Он, вероятно, опять ошибся, потому что голос мой не дрогнул. Увы, я был не хладнокровен, а просто ошарашен. Я отчетливо слышал, как трогается трамвай, дает звонок, мысленно я уже вышел за порог этого мрачного дома, смешался с быстрой толпой... Да простит меня Господь! Я не вспомнил о Нем...
– Трудно сказать. Это зависит, главным образом, от потери крови. Кровотечение редко бывает смертельным, но если оно повторяется часто... Ба, как знать? Когда я вам посоветовал спокойно вернуться к работе, я не ломал комедию. Если вам повезет, вы умрете на ногах, как пресловутый император, или почти на ногах. Это уж зависит от морального состояния. Разве что...
– Разве что?..
– Вы человек стойкий, – сказал он, – из вас вышел бы хороший врач. Лучше уж я сам вам скажу все до конца, чем заставлять вас рыться в справочниках. Так вот, если в ближайшие дни вы почувствуете боль в левом бедре и при этом слегка повысится температура, лягте в постель. Такого рода флебиты в вашем случае нередки, и есть опасность эмболии. Теперь, мой дорогой, вы знаете столько же, сколько я.

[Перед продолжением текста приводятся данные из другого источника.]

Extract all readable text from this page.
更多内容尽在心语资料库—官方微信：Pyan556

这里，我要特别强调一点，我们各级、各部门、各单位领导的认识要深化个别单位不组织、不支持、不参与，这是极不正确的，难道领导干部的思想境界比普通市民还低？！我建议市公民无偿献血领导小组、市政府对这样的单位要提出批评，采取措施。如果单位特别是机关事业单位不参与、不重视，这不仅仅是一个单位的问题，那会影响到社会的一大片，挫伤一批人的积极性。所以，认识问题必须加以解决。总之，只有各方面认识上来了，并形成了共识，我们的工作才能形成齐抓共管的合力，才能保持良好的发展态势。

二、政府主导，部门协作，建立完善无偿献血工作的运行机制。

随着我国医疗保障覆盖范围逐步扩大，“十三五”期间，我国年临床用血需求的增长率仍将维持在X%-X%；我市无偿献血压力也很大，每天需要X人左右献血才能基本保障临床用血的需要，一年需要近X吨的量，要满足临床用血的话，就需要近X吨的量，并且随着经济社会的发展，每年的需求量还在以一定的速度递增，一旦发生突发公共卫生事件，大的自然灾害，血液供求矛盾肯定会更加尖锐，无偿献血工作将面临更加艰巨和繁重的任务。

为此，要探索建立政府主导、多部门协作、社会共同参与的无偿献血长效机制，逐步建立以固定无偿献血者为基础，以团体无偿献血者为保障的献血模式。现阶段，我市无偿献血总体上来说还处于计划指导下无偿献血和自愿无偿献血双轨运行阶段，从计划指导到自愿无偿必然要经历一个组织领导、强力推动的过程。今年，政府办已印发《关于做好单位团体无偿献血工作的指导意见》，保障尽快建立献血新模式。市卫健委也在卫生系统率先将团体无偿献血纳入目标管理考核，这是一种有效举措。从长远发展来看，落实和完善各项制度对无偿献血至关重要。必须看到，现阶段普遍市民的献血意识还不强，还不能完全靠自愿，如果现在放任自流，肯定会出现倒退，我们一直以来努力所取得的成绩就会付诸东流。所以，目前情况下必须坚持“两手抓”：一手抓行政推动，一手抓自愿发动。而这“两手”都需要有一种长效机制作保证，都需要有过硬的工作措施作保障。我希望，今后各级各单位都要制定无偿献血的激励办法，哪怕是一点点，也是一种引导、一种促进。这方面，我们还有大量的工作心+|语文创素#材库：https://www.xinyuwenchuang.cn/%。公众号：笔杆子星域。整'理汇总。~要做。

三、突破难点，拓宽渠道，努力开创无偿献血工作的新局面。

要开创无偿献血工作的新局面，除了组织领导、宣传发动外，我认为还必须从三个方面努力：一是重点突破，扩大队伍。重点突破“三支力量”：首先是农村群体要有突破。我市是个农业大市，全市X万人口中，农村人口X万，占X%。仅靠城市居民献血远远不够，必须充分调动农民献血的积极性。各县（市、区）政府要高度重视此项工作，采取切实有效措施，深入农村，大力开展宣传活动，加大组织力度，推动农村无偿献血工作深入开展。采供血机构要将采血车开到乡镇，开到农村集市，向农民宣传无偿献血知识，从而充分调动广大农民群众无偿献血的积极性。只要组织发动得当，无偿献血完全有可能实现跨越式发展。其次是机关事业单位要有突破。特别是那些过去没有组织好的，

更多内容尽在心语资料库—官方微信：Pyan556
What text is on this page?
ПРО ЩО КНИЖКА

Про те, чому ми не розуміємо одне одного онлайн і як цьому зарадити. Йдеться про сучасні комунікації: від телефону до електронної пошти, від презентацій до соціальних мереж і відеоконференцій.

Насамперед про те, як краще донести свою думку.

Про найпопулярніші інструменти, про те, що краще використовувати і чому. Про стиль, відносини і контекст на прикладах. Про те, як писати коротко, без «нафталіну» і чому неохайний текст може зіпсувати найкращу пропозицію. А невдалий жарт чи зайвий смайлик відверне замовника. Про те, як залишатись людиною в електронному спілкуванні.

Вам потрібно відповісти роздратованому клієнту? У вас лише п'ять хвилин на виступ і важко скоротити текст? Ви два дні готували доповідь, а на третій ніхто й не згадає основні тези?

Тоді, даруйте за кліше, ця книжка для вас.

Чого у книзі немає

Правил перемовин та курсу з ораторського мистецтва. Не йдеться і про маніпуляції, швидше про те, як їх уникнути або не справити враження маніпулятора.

Он наконец протянул мне рецепт, я машинально сунул его в свою записную книжку. Почему я не ушел тут же? Не знаю. Быть может, я не смог подавить вспышку гнева, возмущения против этого незнакомца, который гак спокойно распорядился мною, словно своей собственностью. Или был слишком поглощен абсурдным старанием привести за несколько жалких секунд свои мысли, планы, даже воспоминания, всю свою жизнь в согласие с этой новой очевидностью, делавшей меня совершенно другим человеком? Мне кажется, я просто был, как это мне свойственно, парализован застенчивостью, не знал, каким образом откланяться. Мое молчание удивило доктора Лавиля. Я отдал себе в этом отчет по дрожи в его голосе.
– Впрочем, среди тысяч больных, некогда приговоренных врачами, попадаются и такие, которые доживают едва ли не до ста лет. Отмечены случаи рассасывания злокачественных опухолей. Как бы там ни было, такого человека, как вы, не надолго обманула бы болтовня Груссе, успокаивающая только дураков. Нет ничего унизительней, чем вырывать правду по крохам у этих авгуров, которым совершенно наплевать на то, что они плетут. Когда тебя окатывают то холодной, то горячей водой, постепенно теряешь уважение к себе, люди самые мужественные падают духом и подчиняются судьбе, как и все остальные, попадают в то же покорное стадо. Итак, мы встречаемся через неделю, во вторник, я отведу вас в клинику. А вы тем временем служите обедни, исповедуйте богомолок, ничего не меняйте в своих привычках. Я хорошо знаю ваш приход. У меня даже есть друг в Мезарге.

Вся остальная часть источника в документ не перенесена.